Invece questa Chiesa apprendente, queste Chiese apprendenti sarebbero una grande testimonianza perché in questo nostro mondo così complicato, sapete che peso ha la testimonianza… Esemplifico. A conclusione degli scontri che hanno fatto a pezzi l’ex Jugoslavia, la Bosnia Erzegovina è stata pensata come una repubblica federale che al suo interno ha due entità: una è la Federazione croato-musulmana, l’altra è la Repubblica serba. Per uscire dal casino in cui erano finiti, i croati cattolici non si sono alleati con i serbi, che sono cristiani ortodossi, ma con i musulmani; l’odio teologico e storico è una cosa tanto sconvolgente che il vescovo ortodosso che regge la diocesi di Sarajevo incontrando il Papa ha detto: è una vergogna che qui ci siamo combattuti tra cristiani.

Sono appena tornato dalla Bosnia con due sentimenti contrastanti: da una parte una grande gioia perché ho visto persone di una dolcezza e di un’accoglienza tali che sono rimasto senza fiato; e però quando scavi sotto sotto spesso è tutto come prima: nessuno dei grandi artefici dei delitti compiuti durante la guerra in Bosnia si è pentito pubblicamente, tant’è vero che un gruppo di intellettuali bosniaci ha scritto una lettera aperta a Francesco prima che arrivasse, dicendo: siamo felici, ringraziamo della visita, però vogliamo dirLe che tra coloro che la riceveranno all’aeroporto – e io stavo là a vedere – ci sono coloro che hanno le mani sporche di sangue e non si sono mai pentiti.

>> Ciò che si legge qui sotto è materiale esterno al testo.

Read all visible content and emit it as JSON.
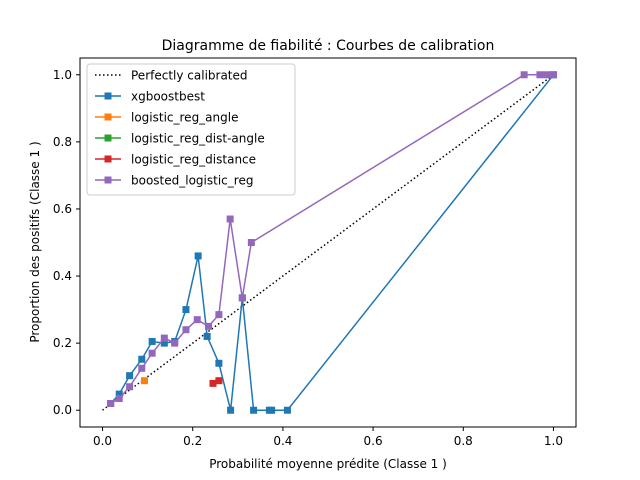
{
  "chart_data": {
    "type": "line",
    "title": "Diagramme de fiabilité : Courbes de calibration",
    "xlabel": "Probabilité moyenne prédite (Classe 1 )",
    "ylabel": "Proportion des positifs (Classe 1 )",
    "xlim": [
      -0.05,
      1.05
    ],
    "ylim": [
      -0.05,
      1.05
    ],
    "xticks": [
      0.0,
      0.2,
      0.4,
      0.6,
      0.8,
      1.0
    ],
    "yticks": [
      0.0,
      0.2,
      0.4,
      0.6,
      0.8,
      1.0
    ],
    "tick_labels": [
      "0.0",
      "0.2",
      "0.4",
      "0.6",
      "0.8",
      "1.0"
    ],
    "grid": false,
    "legend_position": "top-left",
    "series": [
      {
        "name": "Perfectly calibrated",
        "color": "#000000",
        "style": "dotted",
        "marker": "none",
        "x": [
          0.0,
          1.0
        ],
        "y": [
          0.0,
          1.0
        ]
      },
      {
        "name": "xgboostbest",
        "color": "#1f77b4",
        "style": "solid",
        "marker": "square",
        "x": [
          0.018,
          0.037,
          0.06,
          0.087,
          0.11,
          0.137,
          0.16,
          0.185,
          0.212,
          0.232,
          0.258,
          0.284,
          0.31,
          0.335,
          0.37,
          0.375,
          0.41,
          1.0
        ],
        "y": [
          0.02,
          0.048,
          0.103,
          0.152,
          0.205,
          0.2,
          0.205,
          0.3,
          0.46,
          0.22,
          0.14,
          0.0,
          0.335,
          0.0,
          0.0,
          0.0,
          0.0,
          1.0
        ]
      },
      {
        "name": "logistic_reg_angle",
        "color": "#ff7f0e",
        "style": "solid",
        "marker": "square",
        "x": [
          0.093
        ],
        "y": [
          0.088
        ]
      },
      {
        "name": "logistic_reg_dist-angle",
        "color": "#2ca02c",
        "style": "solid",
        "marker": "square",
        "x": [],
        "y": []
      },
      {
        "name": "logistic_reg_distance",
        "color": "#d62728",
        "style": "solid",
        "marker": "square",
        "x": [
          0.245,
          0.258
        ],
        "y": [
          0.08,
          0.088
        ]
      },
      {
        "name": "boosted_logistic_reg",
        "color": "#9467bd",
        "style": "solid",
        "marker": "square",
        "x": [
          0.018,
          0.037,
          0.06,
          0.087,
          0.11,
          0.137,
          0.16,
          0.185,
          0.21,
          0.235,
          0.258,
          0.283,
          0.31,
          0.33,
          0.935,
          0.97,
          0.985,
          1.0
        ],
        "y": [
          0.02,
          0.035,
          0.07,
          0.125,
          0.17,
          0.215,
          0.2,
          0.24,
          0.27,
          0.25,
          0.285,
          0.57,
          0.335,
          0.5,
          1.0,
          1.0,
          1.0,
          1.0
        ]
      }
    ]
  }
}
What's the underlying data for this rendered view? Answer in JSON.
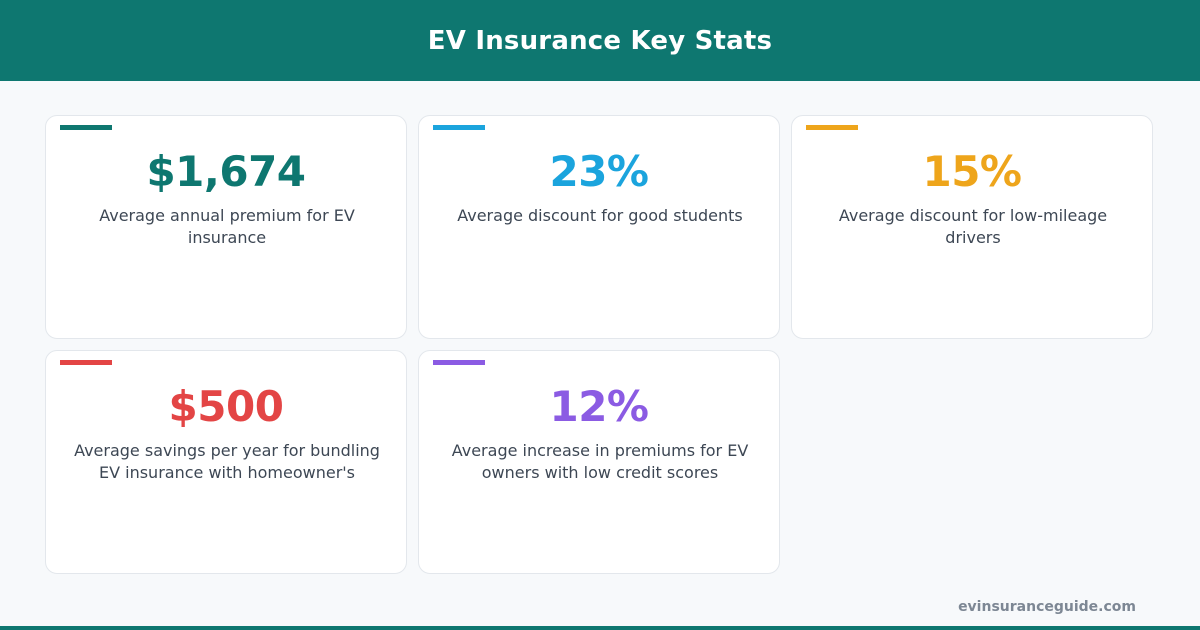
{
  "header": {
    "title": "EV Insurance Key Stats",
    "color": "#0e7770"
  },
  "stats": [
    {
      "value": "$1,674",
      "label": "Average annual premium for EV insurance",
      "color": "#0e7770"
    },
    {
      "value": "23%",
      "label": "Average discount for good students",
      "color": "#1ba4dd"
    },
    {
      "value": "15%",
      "label": "Average discount for low-mileage drivers",
      "color": "#eea51b"
    },
    {
      "value": "$500",
      "label": "Average savings per year for bundling EV insurance with homeowner's",
      "color": "#e34545"
    },
    {
      "value": "12%",
      "label": "Average increase in premiums for EV owners with low credit scores",
      "color": "#8b5be3"
    }
  ],
  "footer": {
    "url": "evinsuranceguide.com"
  }
}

Senza più la pretesa ridicola di guidare il mondo (si vede dove sono arrivate!) le Chiese devono testimoniare tutte insieme, come disse Gesù, perché il mondo creda. Testimoniare l’unità, e l’unità non vuol dire essere tutti uguali, vuol dire che nelle fondamenta riusciamo ad essere insieme e non ci combattiamo più gli uni gli altri.

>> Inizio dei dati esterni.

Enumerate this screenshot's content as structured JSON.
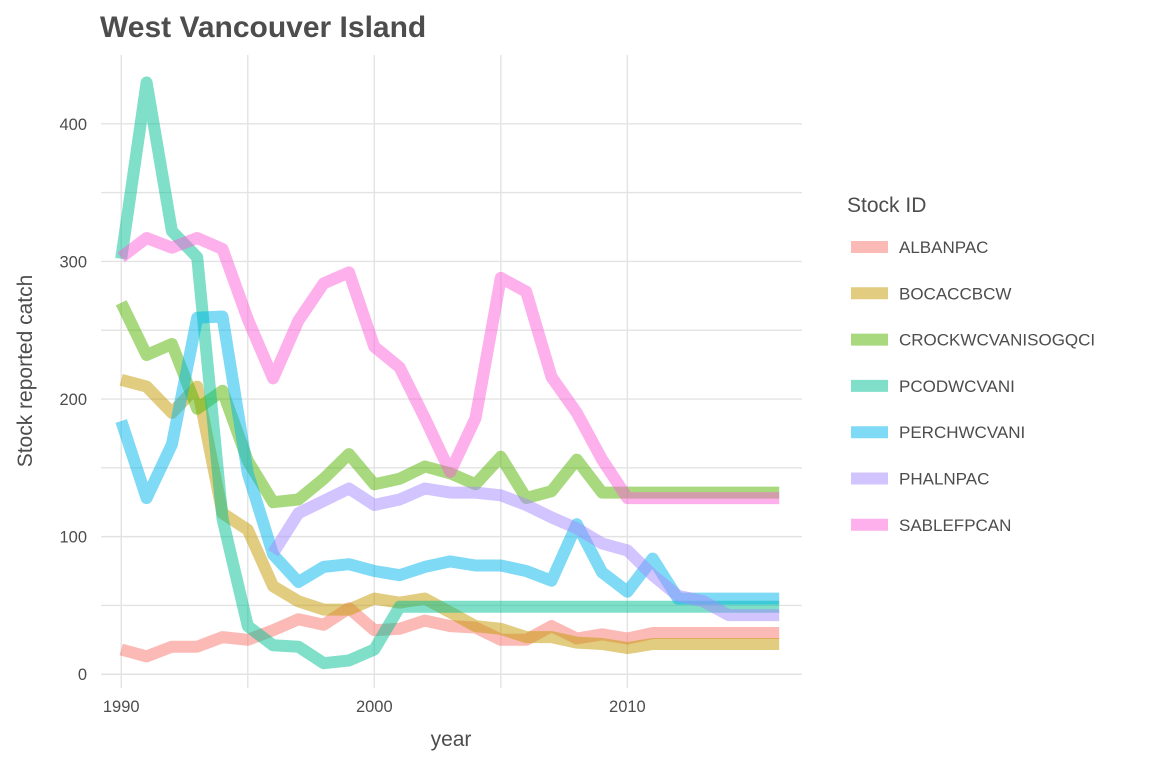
{
  "chart_data": {
    "type": "line",
    "title": "West Vancouver Island",
    "xlabel": "year",
    "ylabel": "Stock reported catch",
    "xlim": [
      1989.2,
      2016.9
    ],
    "ylim": [
      -10,
      450
    ],
    "x_ticks": [
      1990,
      2000,
      2010
    ],
    "y_ticks": [
      0,
      100,
      200,
      300,
      400
    ],
    "grid": true,
    "legend": {
      "title": "Stock ID",
      "position": "right"
    },
    "series": [
      {
        "name": "ALBANPAC",
        "color": "#F8766D",
        "x": [
          1990,
          1991,
          1992,
          1993,
          1994,
          1995,
          1996,
          1997,
          1998,
          1999,
          2000,
          2001,
          2002,
          2003,
          2004,
          2005,
          2006,
          2007,
          2008,
          2009,
          2010,
          2011,
          2012,
          2013,
          2014,
          2015,
          2016
        ],
        "y": [
          18,
          13,
          20,
          20,
          27,
          25,
          32,
          40,
          36,
          48,
          32,
          33,
          39,
          35,
          34,
          25,
          25,
          35,
          26,
          29,
          26,
          30,
          30,
          30,
          30,
          30,
          30
        ]
      },
      {
        "name": "BOCACCBCW",
        "color": "#C49A00",
        "x": [
          1990,
          1991,
          1992,
          1993,
          1994,
          1995,
          1996,
          1997,
          1998,
          1999,
          2000,
          2001,
          2002,
          2003,
          2004,
          2005,
          2006,
          2007,
          2008,
          2009,
          2010,
          2011,
          2012,
          2013,
          2014,
          2015,
          2016
        ],
        "y": [
          214,
          209,
          190,
          209,
          117,
          105,
          64,
          53,
          47,
          47,
          55,
          52,
          55,
          45,
          35,
          33,
          27,
          27,
          23,
          22,
          19,
          22,
          22,
          22,
          22,
          22,
          22
        ]
      },
      {
        "name": "CROCKWCVANISOGQCI",
        "color": "#53B400",
        "x": [
          1990,
          1991,
          1992,
          1993,
          1994,
          1995,
          1996,
          1997,
          1998,
          1999,
          2000,
          2001,
          2002,
          2003,
          2004,
          2005,
          2006,
          2007,
          2008,
          2009,
          2010,
          2011,
          2012,
          2013,
          2014,
          2015,
          2016
        ],
        "y": [
          270,
          232,
          240,
          193,
          206,
          155,
          125,
          127,
          142,
          160,
          138,
          142,
          151,
          146,
          138,
          158,
          128,
          133,
          156,
          132,
          132,
          132,
          132,
          132,
          132,
          132,
          132
        ]
      },
      {
        "name": "PCODWCVANI",
        "color": "#00C094",
        "x": [
          1990,
          1991,
          1992,
          1993,
          1994,
          1995,
          1996,
          1997,
          1998,
          1999,
          2000,
          2001,
          2002,
          2003,
          2004,
          2005,
          2006,
          2007,
          2008,
          2009,
          2010,
          2011,
          2012,
          2013,
          2014,
          2015,
          2016
        ],
        "y": [
          302,
          430,
          322,
          303,
          113,
          35,
          21,
          20,
          8,
          10,
          18,
          49,
          49,
          49,
          49,
          49,
          49,
          49,
          49,
          49,
          49,
          49,
          49,
          49,
          49,
          49,
          49
        ]
      },
      {
        "name": "PERCHWCVANI",
        "color": "#00B6EB",
        "x": [
          1990,
          1991,
          1992,
          1993,
          1994,
          1995,
          1996,
          1997,
          1998,
          1999,
          2000,
          2001,
          2002,
          2003,
          2004,
          2005,
          2006,
          2007,
          2008,
          2009,
          2010,
          2011,
          2012,
          2013,
          2014,
          2015,
          2016
        ],
        "y": [
          184,
          128,
          167,
          259,
          260,
          146,
          87,
          67,
          78,
          80,
          75,
          72,
          78,
          82,
          79,
          79,
          75,
          68,
          109,
          74,
          60,
          84,
          55,
          55,
          55,
          55,
          55
        ]
      },
      {
        "name": "PHALNPAC",
        "color": "#A58AFF",
        "x": [
          1996,
          1997,
          1998,
          1999,
          2000,
          2001,
          2002,
          2003,
          2004,
          2005,
          2006,
          2007,
          2008,
          2009,
          2010,
          2011,
          2012,
          2013,
          2014,
          2015,
          2016
        ],
        "y": [
          88,
          117,
          126,
          135,
          123,
          127,
          135,
          132,
          132,
          130,
          123,
          114,
          106,
          95,
          90,
          72,
          57,
          53,
          43,
          43,
          43
        ]
      },
      {
        "name": "SABLEFPCAN",
        "color": "#FB61D7",
        "x": [
          1990,
          1991,
          1992,
          1993,
          1994,
          1995,
          1996,
          1997,
          1998,
          1999,
          2000,
          2001,
          2002,
          2003,
          2004,
          2005,
          2006,
          2007,
          2008,
          2009,
          2010,
          2011,
          2012,
          2013,
          2014,
          2015,
          2016
        ],
        "y": [
          303,
          317,
          310,
          317,
          309,
          258,
          215,
          257,
          284,
          292,
          238,
          223,
          186,
          147,
          186,
          288,
          278,
          216,
          190,
          156,
          128,
          128,
          128,
          128,
          128,
          128,
          128
        ]
      }
    ]
  }
}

Le guerre di religione sono scoppiate, in Europa, nel XVI secolo, per liti tra Riforma e Controriforma. Ma si sono riproposte nel ventesimo secolo: questo è il fallimento delle Chiese!

Invece il sogno è che questa Chiesa apprendente si trasformi in un giardino dove tutti i fiori si riconoscono a vicenda… io sono un fiore e anche tu sei un fiore… Questa gioia di sentirsi Chiesa di Gesù, ciascuna con i suoi difetti e con i suoi doni, con i suoi carismi e con i suoi profeti e testimoni, è una meraviglia: ci sono santi martiri croati, martiri serbi, martiri russi. E siamo sorelle, eguali in radice, cioè vere Chiese, con i loro limiti costitutivi perché la pienezza del Regno, che la Chiese annunciano pur senza esserlo, non è di questo mondo.

E allora, se così sarà, immagino che la Chiesa del futuro, che sono poi le Chiese insieme, sarà una Chiesa dell’amore rivendicato e responsabile. Che cosa vuol dire? Vuol dire che le Chiese non devono scocciare la gente; proprio così, perché Gesù non ha scocciato la gente: lasciate che le persone si amino come pare a loro… purché (un “purché” decisivo!) non vi sia violenza e, in positivo, vi sia massima responsabilità.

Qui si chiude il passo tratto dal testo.